Peter O'Toole — Ain't going out without an Oscar.
Lindsay Lohan — The lights are on but nobody's home.
Dan Rather — He's still alive, but his journalistic integrity died a couple of years ago.
Elvis — Still alive. He works for one of the radio stations in town.
Abe Vigoda — Still alive.
Uncle Elijah — He's 105.
Elizabeth Taylor — Still alive. Alcohol is a preservative, remember?
Betty White — Still kickin' and going to host "Saturday Night Live."
Saturday Night Live — Judging from last week's opening skit, dead yet again.
Magic Johnson — Still alive. I think his illness is of legal drinking age by now and has a job and kids of its own.
Chuck Norris — Died a couple of years ago, didn't seem to phase him much.
David Eddings — Died last year. Loved his books when I was a kid.
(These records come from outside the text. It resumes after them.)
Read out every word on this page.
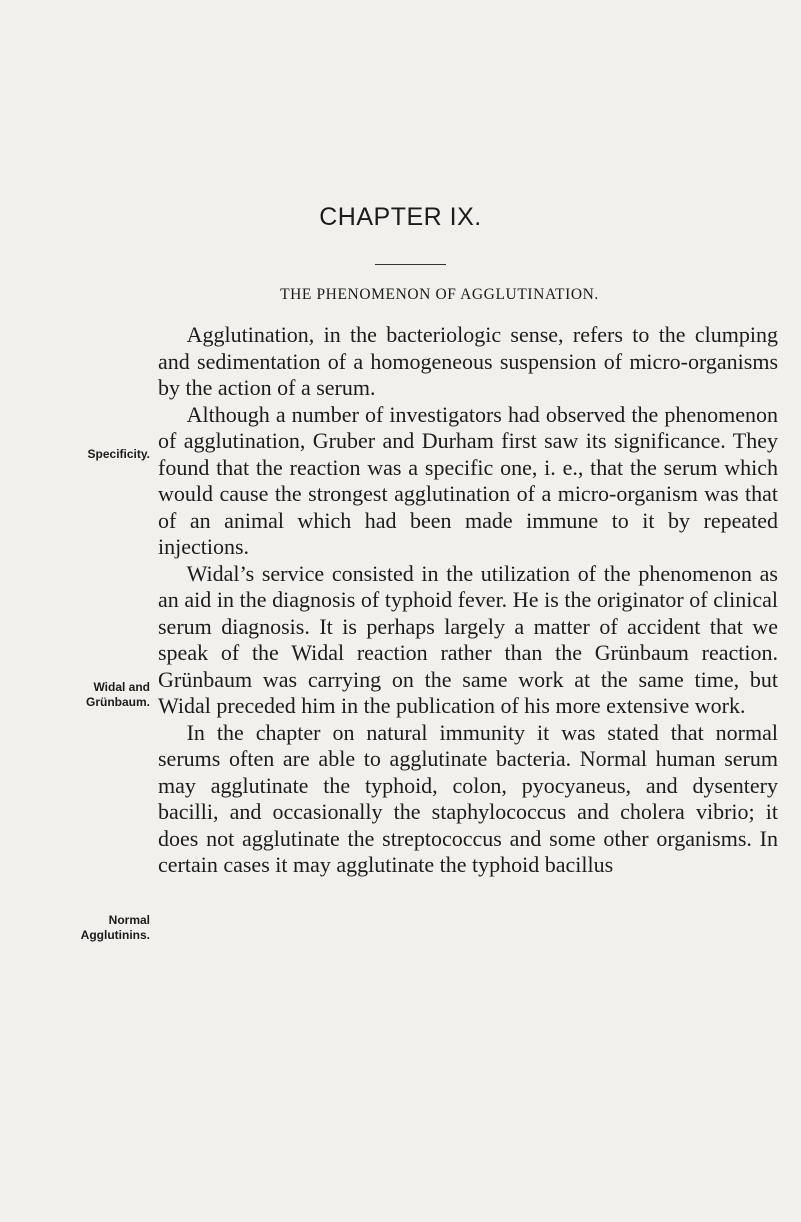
CHAPTER IX.
THE PHENOMENON OF AGGLUTINATION.
Specificity.
Widal and
Grünbaum.
Normal
Agglutinins.

Agglutination, in the bacteriologic sense, refers to the clumping and sedimentation of a homogeneous suspension of micro-organisms by the action of a serum.

Although a number of investigators had observed the phenomenon of agglutination, Gruber and Durham first saw its significance. They found that the reaction was a specific one, i. e., that the serum which would cause the strongest agglutination of a micro-organism was that of an animal which had been made immune to it by repeated injections.

Widal’s service consisted in the utilization of the phenomenon as an aid in the diagnosis of typhoid fever. He is the originator of clinical serum diagnosis. It is perhaps largely a matter of accident that we speak of the Widal reaction rather than the Grünbaum reaction. Grünbaum was carrying on the same work at the same time, but Widal preceded him in the publication of his more extensive work.

In the chapter on natural immunity it was stated that normal serums often are able to agglutinate bacteria. Normal human serum may agglutinate the typhoid, colon, pyocyaneus, and dysentery bacilli, and occasionally the staphylococcus and cholera vibrio; it does not agglutinate the streptococcus and some other organisms. In certain cases it may agglutinate the typhoid bacillus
Bleah.
Pat Robertson — Kept alive by voodoo and your pledges.
Mickey Rooney — Too short for Death to notice.
Meatloaf — Only paradise he's been to is the one by the dashboard lights.
Ernest Borgnine — Died a couple of years ago, but is such a nice guy no one had the heart to tell him.
Freddy Mercury — As long as there's at least one fat-bottomed girl riding a bicycle somewhere, Freddy will still be with us.
Amy Winehouse — Still alive, but going to be put down Thursday unless someone adopts her.